Abstract

Chinese—English bilinguals residing in the US were interviewed about their experience of using emotional expressions. They judged L1-Mandarin expressions as feeling stronger than L2-English expressions. Respondents nonetheless preferred to express their emotions in English, citing more relaxed social constraints in English-speaking environments. Electrodermal monitoring was conducted on a similar sample of Chinese—English bilinguals in order to determine how physiological reactivity corresponds to self-reports. For those who had both good Mandarin and good self-reported English ability, English and Mandarin emotional expressions elicited similar magnitude skin conductance responses (SCRs), with the exception of the category of endearments (e.g., Thank you, I miss you, I love you ), where larger SCRs occurred for English expressions.
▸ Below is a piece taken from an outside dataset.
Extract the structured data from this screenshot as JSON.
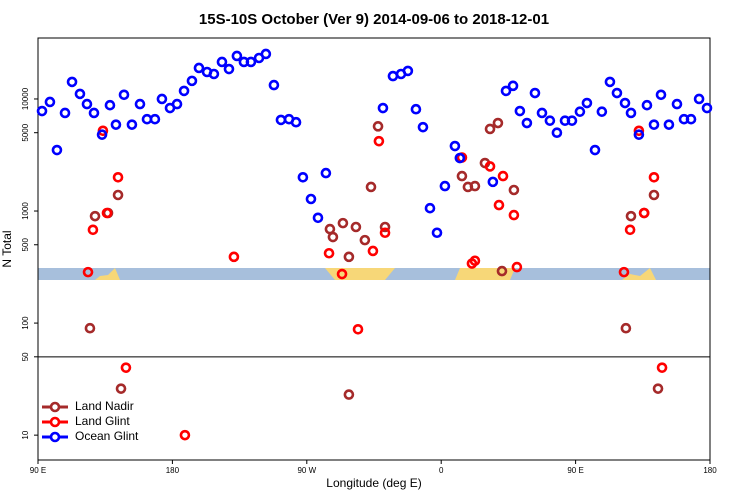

Given cross-cultural reports that English-speaking societies encourage more open expression of positive emotion than do Chinese cultures, hearing English endearments may have led to easy retrieval of personal situations with strong emotional resonances; these memories then resulted in increased affect and increased SCRs. However, ratings of the emotional intensity of endearments were similar in the two languages, thus conflicting with the SCR findings. Additionally, English childhood reprimands were rated as less intense than L1-Mandarin reprimands, consistent with other studies showing that childhood reprimands are felt to be more intense in the native language. Future work will be needed to understand the conditions under which physiological responses differ from self-report.